Rui explica ainda que os principais fatores a serem atentados para o sucesso de um programa de IATF são:
- a sanidade;
- a nutrição;
- o manejo;
- o sêmen;
- o inseminador;
- a estrutura dos currais;
- o período pós-parto para início do protocolo (mínimo 30 dias)”.


“A diferença de animais nascidos em diversos meses do ano dificulta, inclusive, o controle zootécnico do rebanho. Os desníveis de peso e idade prejudicam o manejo dos animais e afetam a seleção dos melhores espécimes ao final da desmama.
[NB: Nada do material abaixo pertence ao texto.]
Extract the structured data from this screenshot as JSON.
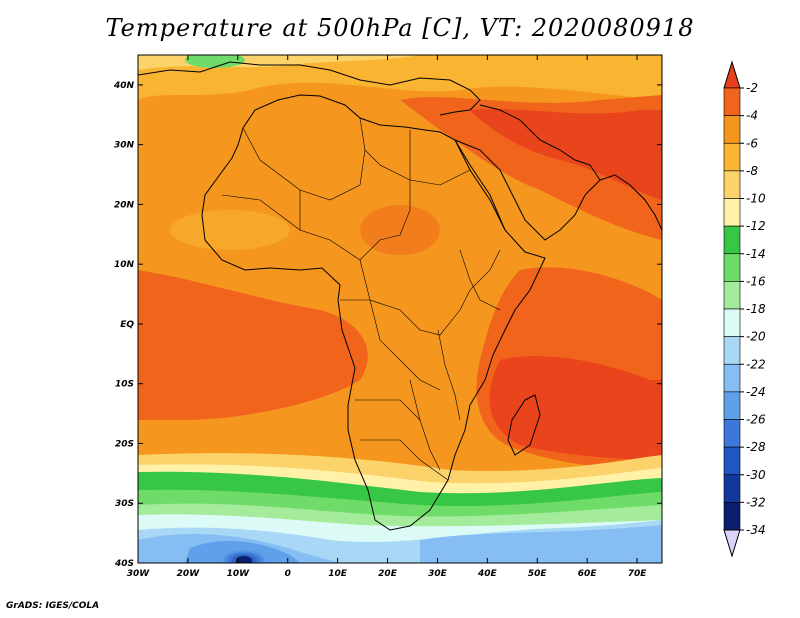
{
  "title": "Temperature at 500hPa [C], VT: 2020080918",
  "footer": "GrADS: IGES/COLA",
  "map": {
    "lon_range": [
      -30,
      75
    ],
    "lat_range": [
      -40,
      45
    ],
    "lon_ticks": [
      "30W",
      "20W",
      "10W",
      "0",
      "10E",
      "20E",
      "30E",
      "40E",
      "50E",
      "60E",
      "70E"
    ],
    "lat_ticks": [
      "40N",
      "30N",
      "20N",
      "10N",
      "EQ",
      "10S",
      "20S",
      "30S",
      "40S"
    ],
    "variable": "temperature_500hPa",
    "units": "C"
  },
  "colorbar": {
    "levels": [
      "-2",
      "-4",
      "-6",
      "-8",
      "-10",
      "-12",
      "-14",
      "-16",
      "-18",
      "-20",
      "-22",
      "-24",
      "-26",
      "-28",
      "-30",
      "-32",
      "-34"
    ],
    "colors": [
      "#e8401c",
      "#f0641c",
      "#f5961e",
      "#f9b431",
      "#fcd36b",
      "#fff2a8",
      "#37c645",
      "#6fdc69",
      "#a4ec9c",
      "#dcfbf6",
      "#a8d8f5",
      "#86bef3",
      "#5ea0ea",
      "#3c78dc",
      "#2056c4",
      "#12389c",
      "#0b1e6e",
      "#dcd2fa"
    ]
  }
}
Para evitar que isso ocorra, os pecuaristas utilizam a inseminação artificial em tempo fixo para uniformizar as características dos bezerros e ainda aproveitar o período das chuvas para que a pastagem esteja adequada na época do nascimento”, aponta o gerente.

E ressalta que “os resultados esperados de taxa de prenhez situam-se entre 40 e 60% e dependem, principalmente, de cinco fatores: condição corporal, ciclicidade e período pós-parto, qualidade do sêmen, inseminador, manejo e estrutura física da fazenda”.

A IATF é mais uma ferramenta à disposição dos pecuaristas brasileiros para melhoria dos índices reprodutivos de suas matrizes e da qualidade de seus produtos, contribuindo para uma maior produtividade, escala e padronização dos produtos de origem animal, essenciais na competição por espaço entre pecuária, agricultura e bioenergia.

Ainda podem-se considerar outros fatores que colocam a IATF como um procedimento vantajoso para os produtores. No desmame, as crias têm 10kg a mais, quando comparadas com os filhos da monta natural; a concepção é antecipada em 20 dias; e há redução de 1/3 no número de touros de repasse necessários.

“Nos últimos cinco anos, a produção nacional saltou de 60.000 para 200.000 embriões transferidos/ano, aproximadamente, sendo que mais de 90% foram produzidos em laboratório (in vitro). O Brasil, em 2010 inseminou cerca de 5 milhões de vacas por IATF. E a Intervet/Schering-Plough foi responsável por 1,5 milhão deste número”, finaliza Rui Vincenzi.